SAN PABLO, Calif. -- Say this about the five-man secondary from Fresno (Calif.) Central High School on display Sunday at the Nike Football Training Camp: They had style.
From Johnny Johnson's black tights and white skullcap to L.J. Moore's orange gloves, coach Tony Perry's defensive backs stood out -- and for more than just their choices in clothing.
Perry, a longtime defensive backs coach in northern California, has assembled an all-star group, led by Moore, a cornerback, and safety Hatari Byrd. They're both seniors next season, and the duo has assembled offers from Arizona State Cal, Georgia, Notre Dame, Oklahoma, UCLA and Washington between them.
UCLA, Notre Dame, Cal and Oklahoma have also offered corner Michiah Quick, a 2014 prospect who will come off the bench next season for Perry after Johnson, a transfer, sits the first two games.
Johnson left San Joaquin (Calif.) Memorial for the chance to play with Byrd, Moore, Quick and rising junior Devon Brewer, a safety offered by Houston and UNLV.
Johnson holds offers from USC, UCLA, Stanford, Oklahoma, Notre Dame, Cal and others.
"I've had some pretty good groups," Perry said. "Every one of them has a goal. With these guys, they're all shooting to get to the top, so they push each other. They all want to be the main guy."
Perry, entering his third year at Central, coached previously at Edison High School in Fresno and at College of the Sequoias in Visalia, Calif., where he said he produced 10 Division-I defensive backs in two seasons.

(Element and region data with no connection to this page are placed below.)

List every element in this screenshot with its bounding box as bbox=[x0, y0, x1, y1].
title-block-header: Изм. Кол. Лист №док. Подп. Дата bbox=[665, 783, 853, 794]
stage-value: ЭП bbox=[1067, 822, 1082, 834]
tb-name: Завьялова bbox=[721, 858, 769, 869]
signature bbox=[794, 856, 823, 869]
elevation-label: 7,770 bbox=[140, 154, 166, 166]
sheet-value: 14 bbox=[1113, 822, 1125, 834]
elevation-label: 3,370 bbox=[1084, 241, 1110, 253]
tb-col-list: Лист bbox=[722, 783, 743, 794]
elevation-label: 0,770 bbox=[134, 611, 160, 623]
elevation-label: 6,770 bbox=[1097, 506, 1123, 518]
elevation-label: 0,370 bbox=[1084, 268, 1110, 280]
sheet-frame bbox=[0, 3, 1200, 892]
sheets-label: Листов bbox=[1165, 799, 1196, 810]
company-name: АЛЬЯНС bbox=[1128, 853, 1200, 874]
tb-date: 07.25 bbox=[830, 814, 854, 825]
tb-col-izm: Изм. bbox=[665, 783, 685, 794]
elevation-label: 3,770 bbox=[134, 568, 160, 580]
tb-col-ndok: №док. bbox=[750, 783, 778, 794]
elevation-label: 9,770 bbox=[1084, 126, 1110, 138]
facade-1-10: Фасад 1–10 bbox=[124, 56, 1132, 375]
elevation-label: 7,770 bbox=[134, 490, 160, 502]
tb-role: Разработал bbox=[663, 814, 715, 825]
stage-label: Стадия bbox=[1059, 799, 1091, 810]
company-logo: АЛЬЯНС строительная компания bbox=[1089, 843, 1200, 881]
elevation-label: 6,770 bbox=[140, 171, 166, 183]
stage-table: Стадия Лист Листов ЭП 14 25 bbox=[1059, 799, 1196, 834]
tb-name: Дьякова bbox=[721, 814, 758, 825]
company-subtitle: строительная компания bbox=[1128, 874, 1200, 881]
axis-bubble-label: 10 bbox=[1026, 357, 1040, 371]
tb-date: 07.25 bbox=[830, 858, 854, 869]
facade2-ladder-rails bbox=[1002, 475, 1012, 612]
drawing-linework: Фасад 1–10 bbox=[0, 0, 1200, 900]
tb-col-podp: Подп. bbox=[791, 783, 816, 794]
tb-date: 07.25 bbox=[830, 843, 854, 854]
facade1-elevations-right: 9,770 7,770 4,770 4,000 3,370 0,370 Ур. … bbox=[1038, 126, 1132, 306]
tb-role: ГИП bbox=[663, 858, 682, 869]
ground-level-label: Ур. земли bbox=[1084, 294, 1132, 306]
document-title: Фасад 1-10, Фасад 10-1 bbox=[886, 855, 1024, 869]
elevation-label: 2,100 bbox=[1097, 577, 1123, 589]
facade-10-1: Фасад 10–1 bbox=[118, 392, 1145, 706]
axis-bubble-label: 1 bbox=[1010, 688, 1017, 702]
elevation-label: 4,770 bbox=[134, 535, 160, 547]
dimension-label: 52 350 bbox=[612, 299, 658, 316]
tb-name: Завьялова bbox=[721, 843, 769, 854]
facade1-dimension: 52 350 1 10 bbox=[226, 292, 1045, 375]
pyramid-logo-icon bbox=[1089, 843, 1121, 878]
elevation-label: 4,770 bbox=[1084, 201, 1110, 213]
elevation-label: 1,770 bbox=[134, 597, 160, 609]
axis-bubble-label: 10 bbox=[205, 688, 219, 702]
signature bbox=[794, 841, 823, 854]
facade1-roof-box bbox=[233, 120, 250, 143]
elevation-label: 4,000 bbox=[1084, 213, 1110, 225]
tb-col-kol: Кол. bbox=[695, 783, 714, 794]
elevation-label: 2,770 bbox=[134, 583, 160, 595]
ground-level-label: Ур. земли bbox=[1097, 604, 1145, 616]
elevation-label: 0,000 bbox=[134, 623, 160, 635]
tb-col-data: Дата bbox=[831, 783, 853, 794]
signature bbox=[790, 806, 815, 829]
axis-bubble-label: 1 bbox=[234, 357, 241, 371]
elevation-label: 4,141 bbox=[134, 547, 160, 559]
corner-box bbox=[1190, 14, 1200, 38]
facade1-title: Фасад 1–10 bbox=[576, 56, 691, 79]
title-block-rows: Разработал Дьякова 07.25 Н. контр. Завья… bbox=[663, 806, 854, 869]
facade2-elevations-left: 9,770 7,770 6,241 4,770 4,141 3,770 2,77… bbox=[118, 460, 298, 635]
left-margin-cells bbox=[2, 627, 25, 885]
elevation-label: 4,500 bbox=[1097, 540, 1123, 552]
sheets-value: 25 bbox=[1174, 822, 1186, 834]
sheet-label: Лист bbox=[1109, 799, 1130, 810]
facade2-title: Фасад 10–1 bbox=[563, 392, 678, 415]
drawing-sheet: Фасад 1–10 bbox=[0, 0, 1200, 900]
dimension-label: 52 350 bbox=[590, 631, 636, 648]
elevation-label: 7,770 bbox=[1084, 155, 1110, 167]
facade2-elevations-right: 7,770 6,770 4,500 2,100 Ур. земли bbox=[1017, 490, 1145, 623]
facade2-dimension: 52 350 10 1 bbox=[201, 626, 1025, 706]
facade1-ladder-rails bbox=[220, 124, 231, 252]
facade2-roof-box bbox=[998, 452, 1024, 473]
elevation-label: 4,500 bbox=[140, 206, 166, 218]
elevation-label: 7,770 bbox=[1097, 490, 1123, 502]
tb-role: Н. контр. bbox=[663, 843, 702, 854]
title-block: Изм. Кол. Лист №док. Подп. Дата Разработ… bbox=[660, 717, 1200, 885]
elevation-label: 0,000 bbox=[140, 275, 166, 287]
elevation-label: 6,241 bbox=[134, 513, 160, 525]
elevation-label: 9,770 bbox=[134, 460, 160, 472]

His success at placing players in college breeds more success.
"He makes us go out there and grind every day," Byrd said. "But it's worth it. Hard work pays off."
Somehow, they all get along well, too. The Central players encouraged each other Sunday at the NFTC. Johnson, Byrd, Moore and Brewer worked with Perry and the defensive backs. Quick ran with the receivers, alongside teammate Rasean Jones, whose SPARQ-index score Sunday ranked as the highest among about 300 players.
"It's fun," Moore said. "We challenge each other, go out and make each other better."
Moore said he grew up with Johnson and also knew Quick, whose cousin is Byrd.
When they describe each other as family, these guys are serious.
"I learn from them, and they learn from me, too, when I'm on the other side of the ball," Quick said. "It's a pretty good deal. We communicate and talk all the time we're on the field. We never stop talking. We talk about what we're doing right, what we're not, what we need to learn."
As for the quarterback who stares into that secondary, trouble likely awaits.
"We want to scare him," Brewer said, "make him run the ball. If they put it in the air, we're going to go get it. You know that person next to you is going to do a great job."
According to Perry, new Central coach Justin Garza, who came this year from Fresno Sunnyside, has instilled an attitude at the school that demands teamwork and unity.
The secondary should rank as the least of Garza's concerns.
"A lot of kids with offers like that, they let it get to their heads," Perry said. "Not this group. It's easy with these guys."